Quatre années durant notre corsaire a couru les mers, Les -combats et les bourrasques n’ont pas jauni notre drapeau, Nous avons appris à ravauder nos voiles A boucher les brèches de nos propres corps. Une escadre à nos trousses nous colle aux talons, Le vent est tombé, la rencontre ne pourra s’éviter, Mais le capitaine de sa voix calme nous a lancé: Ce n’est pas encore le Grand Soir! Pas encore! La frégate amirale sur notre côté s’est déployée, Le flanc gauche a disparu sous la fumée, Nous lâchons une salve à vue de nez et au jugé, Au loin rôdent l’incendie et la mort. A nous la victoire! Nous avons échappé à de pires épreuves, Mais le vent faiblit, des voies d’eau déchirent la cale, Le capitaine alors nous adresse le signal traditionnel: Ce n’est pas encore le Grand Soir! Pas encore!

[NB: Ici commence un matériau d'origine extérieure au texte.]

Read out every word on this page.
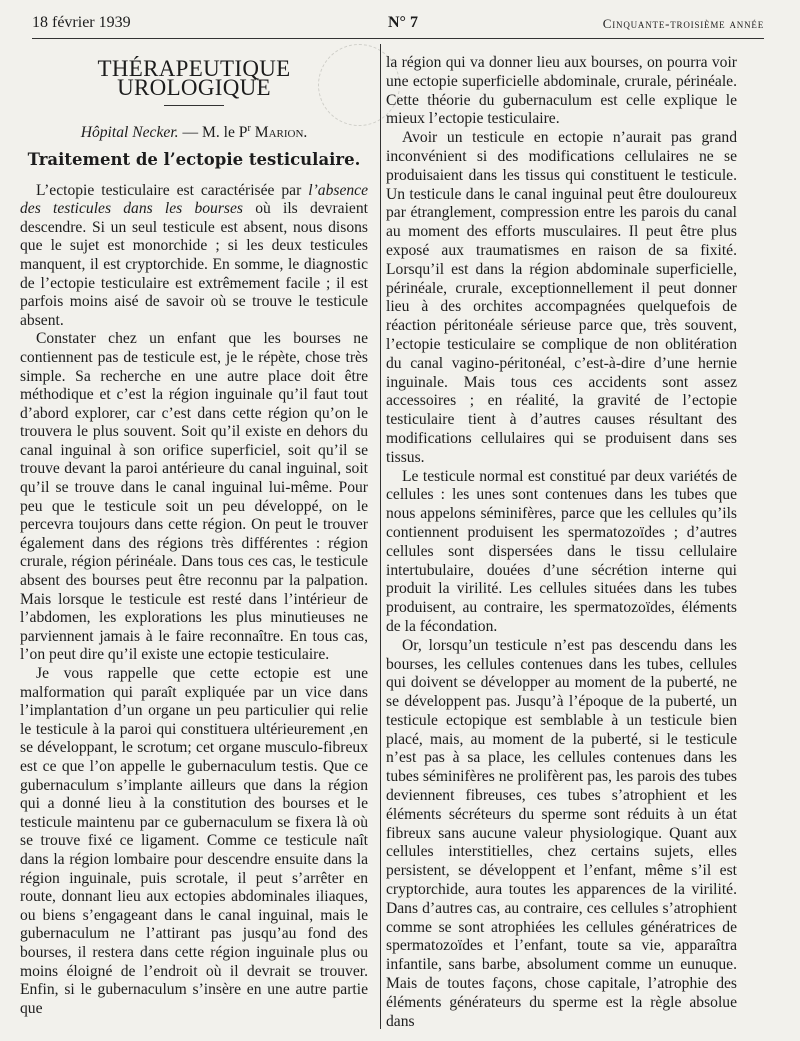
18 février 1939	N° 7	Cinquante-troisième année
THÉRAPEUTIQUE UROLOGIQUE
Hôpital Necker. — M. le $P^r$ Marion.
Traitement de l’ectopie testiculaire.

L’ectopie testiculaire est caractérisée par l’absence des testicules dans les bourses où ils devraient descendre. Si un seul testicule est absent, nous disons que le sujet est monorchide ; si les deux testicules manquent, il est cryptorchide. En somme, le diagnostic de l’ectopie testiculaire est extrêmement facile ; il est parfois moins aisé de savoir où se trouve le testicule absent.

Constater chez un enfant que les bourses ne contiennent pas de testicule est, je le répète, chose très simple. Sa recherche en une autre place doit être méthodique et c’est la région inguinale qu’il faut tout d’abord explorer, car c’est dans cette région qu’on le trouvera le plus souvent. Soit qu’il existe en dehors du canal inguinal à son orifice superficiel, soit qu’il se trouve devant la paroi antérieure du canal inguinal, soit qu’il se trouve dans le canal inguinal lui-même. Pour peu que le testicule soit un peu développé, on le percevra toujours dans cette région. On peut le trouver également dans des régions très différentes : région crurale, région périnéale. Dans tous ces cas, le testicule absent des bourses peut être reconnu par la palpation. Mais lorsque le testicule est resté dans l’intérieur de l’abdomen, les explorations les plus minutieuses ne parviennent jamais à le faire reconnaître. En tous cas, l’on peut dire qu’il existe une ectopie testiculaire.

Je vous rappelle que cette ectopie est une malformation qui paraît expliquée par un vice dans l’implantation d’un organe un peu particulier qui relie le testicule à la paroi qui constituera ultérieurement ,en se développant, le scrotum; cet organe musculo-fibreux est ce que l’on appelle le gubernaculum testis. Que ce gubernaculum s’implante ailleurs que dans la région qui a donné lieu à la constitution des bourses et le testicule maintenu par ce gubernaculum se fixera là où se trouve fixé ce ligament. Comme ce testicule naît dans la région lombaire pour descendre ensuite dans la région inguinale, puis scrotale, il peut s’arrêter en route, donnant lieu aux ectopies abdominales iliaques, ou biens s’engageant dans le canal inguinal, mais le gubernaculum ne l’attirant pas jusqu’au fond des bourses, il restera dans cette région inguinale plus ou moins éloigné de l’endroit où il devrait se trouver. Enfin, si le gubernaculum s’insère en une autre partie que

la région qui va donner lieu aux bourses, on pourra voir une ectopie superficielle abdominale, crurale, périnéale. Cette théorie du gubernaculum est celle explique le mieux l’ectopie testiculaire.

Avoir un testicule en ectopie n’aurait pas grand inconvénient si des modifications cellulaires ne se produisaient dans les tissus qui constituent le testicule. Un testicule dans le canal inguinal peut être douloureux par étranglement, compression entre les parois du canal au moment des efforts musculaires. Il peut être plus exposé aux traumatismes en raison de sa fixité. Lorsqu’il est dans la région abdominale superficielle, périnéale, crurale, exceptionnellement il peut donner lieu à des orchites accompagnées quelquefois de réaction péritonéale sérieuse parce que, très souvent, l’ectopie testiculaire se complique de non oblitération du canal vagino-péritonéal, c’est-à-dire d’une hernie inguinale. Mais tous ces accidents sont assez accessoires ; en réalité, la gravité de l’ectopie testiculaire tient à d’autres causes résultant des modifications cellulaires qui se produisent dans ses tissus.

Le testicule normal est constitué par deux variétés de cellules : les unes sont contenues dans les tubes que nous appelons séminifères, parce que les cellules qu’ils contiennent produisent les spermatozoïdes ; d’autres cellules sont dispersées dans le tissu cellulaire intertubulaire, douées d’une sécrétion interne qui produit la virilité. Les cellules situées dans les tubes produisent, au contraire, les spermatozoïdes, éléments de la fécondation.

Or, lorsqu’un testicule n’est pas descendu dans les bourses, les cellules contenues dans les tubes, cellules qui doivent se développer au moment de la puberté, ne se développent pas. Jusqu’à l’époque de la puberté, un testicule ectopique est semblable à un testicule bien placé, mais, au moment de la puberté, si le testicule n’est pas à sa place, les cellules contenues dans les tubes séminifères ne prolifèrent pas, les parois des tubes deviennent fibreuses, ces tubes s’atrophient et les éléments sécréteurs du sperme sont réduits à un état fibreux sans aucune valeur physiologique. Quant aux cellules interstitielles, chez certains sujets, elles persistent, se développent et l’enfant, même s’il est cryptorchide, aura toutes les apparences de la virilité. Dans d’autres cas, au contraire, ces cellules s’atrophient comme se sont atrophiées les cellules génératrices de spermatozoïdes et l’enfant, toute sa vie, apparaîtra infantile, sans barbe, absolument comme un eunuque. Mais de toutes façons, chose capitale, l’atrophie des éléments générateurs du sperme est la règle absolue dans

Par centaines longues-vues et jumelles nous dévisagent, Et contemplent nos faces dures et grises de fumée, Mais elles ne pourront jamais nous voir Esclaves cloués aux rames des galères.

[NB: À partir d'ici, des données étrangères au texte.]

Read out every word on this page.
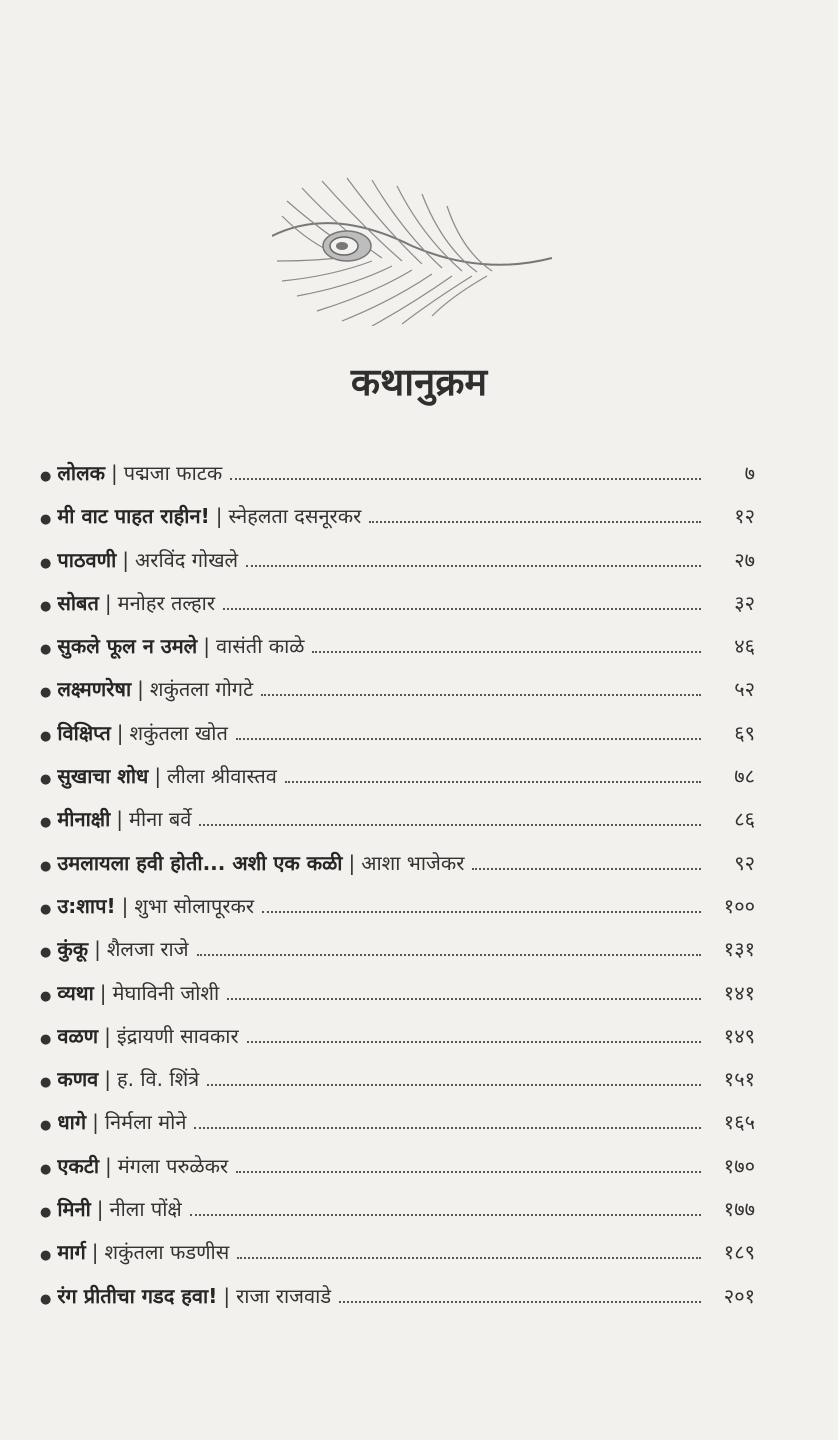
कथानुक्रम
● लोलक | पद्मजा फाटक	७
● मी वाट पाहत राहीन! | स्नेहलता दसनूरकर	१२
● पाठवणी | अरविंद गोखले	२७
● सोबत | मनोहर तल्हार	३२
● सुकले फूल न उमले | वासंती काळे	४६
● लक्ष्मणरेषा | शकुंतला गोगटे	५२
● विक्षिप्त | शकुंतला खोत	६९
● सुखाचा शोध | लीला श्रीवास्तव	७८
● मीनाक्षी | मीना बर्वे	८६
● उमलायला हवी होती... अशी एक कळी | आशा भाजेकर	९२
● उ:शाप! | शुभा सोलापूरकर	१००
● कुंकू | शैलजा राजे	१३१
● व्यथा | मेघाविनी जोशी	१४१
● वळण | इंद्रायणी सावकार	१४९
● कणव | ह. वि. शिंत्रे	१५१
● धागे | निर्मला मोने	१६५
● एकटी | मंगला परुळेकर	१७०
● मिनी | नीला पोंक्षे	१७७
● मार्ग | शकुंतला फडणीस	१८९
● रंग प्रीतीचा गडद हवा! | राजा राजवाडे	२०१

Le combat est inégal, notre navire flanche, Sauvez nos âmes d’êtres humains! Le capitaine alors a hurlé: «A l’abordage!» Mais ce n’est pas encore le Grand Soir! Pas encore! Vous n’êtes pas des pucerons, vous tenez à la vie, à la joie, Préparez alors vos bras au corps à corps. Et que les rats quittent vite le navire Avant de gêner notre intrépide échauffourée. Et les rats ont réfléchi: «C’est la plaisanterie du diable!» Et les rats hébétés ont bondi pour fuir la mitraille, La frégate et notre vaisseau s’accrochent bord à bord. Mais ce n’est pas encore le Grand Soir! Pas encore! Face à face, poignards croisés, yeux dans les yeux, Pour ne pas finir proie des crabes et des pieuvres, Nous avons abandonné notre navire qui sombrait, Le colt ou le couteau à la main, et le visage en pleurs. Le destin leur interdit de l’expédier par le fond, Il peut tout prendre sur ses épaules, l’Océan, Car il est de mèche avec nous, l’Océan. Et le capitaine l’a dit: ce n’est pas encore le Grand Soir!